I’m home ill for the third day running. I’m not sure if I’m getting worse—or just bored senseless with day-time television—but taste and smell is failing me today. I’m not very fond of cooking normally (just of eating well), but when you can’t even taste or smell your culinary miracles it certainly gets a bit tiresome.

Quiet please!

March 3, 2007

In January I bought a guitar and a small practice amp. As I noted back then the amp has lots of effects which saves me buying an array of pedals. It has one problem though: it is very loud. And by that I don’t mean that it goes to 11, but that it goes from zero to hero already around 2: below is too quiet, above too high, and the optimal setting in the middle is too hard to find.

There’s simply not enough (useable) dynamic range. I could turn down the input volume from my guitar, but that changes the sound unfavourably (I get lower signal-to-noise ratio, and many of the effects rely on high input level to work satisfactorily).

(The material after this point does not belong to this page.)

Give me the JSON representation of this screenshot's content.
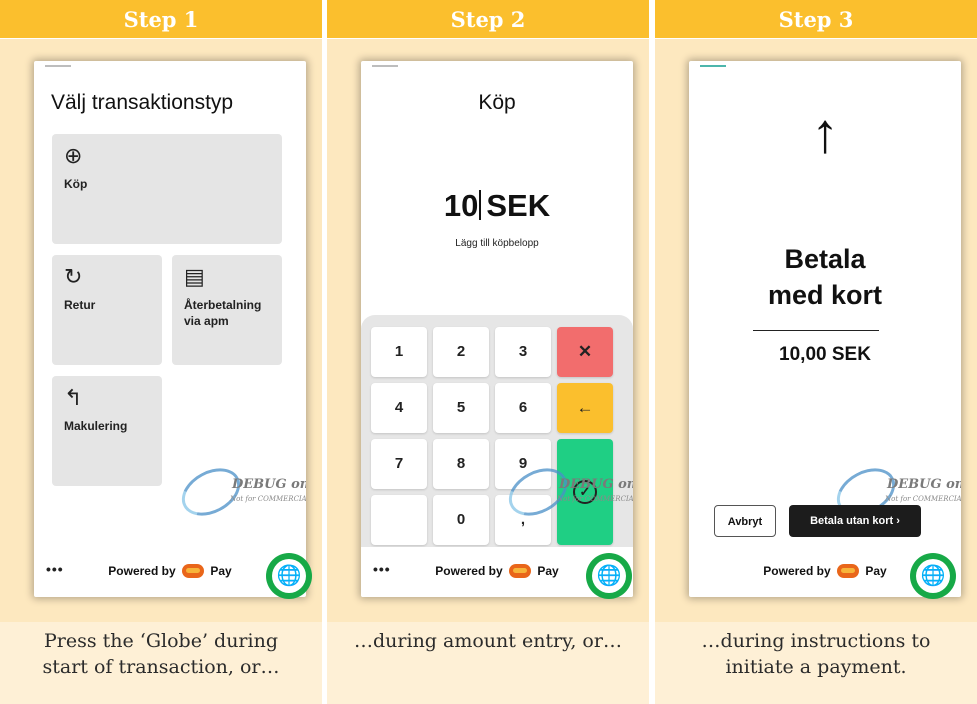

To solve the problem I measured the resistance through the speaker to 6.2 Ohms, hooked a 57.4 Ohm resistor in series with it (for a total of 63.6 Ohms) and a 8.2 Ohm resistor in parallel with that. Substituting 63.6 and 8.2 for R1 and R2 in 1/R1 + 1/R2 = 1/R, the formula for calculating the combined resistance in a parallel circuit, and solving for R gives a combined resistance of about 7.3—close enough for my purposes.

The result? Most of the output from the amp now bypass the actual speaker, shunted off into a resistor where it is converted to heat rather than sound; the volume dial has a much greater effective range, making it much easier to adjust to a sensible level; and my neighbours are much happier.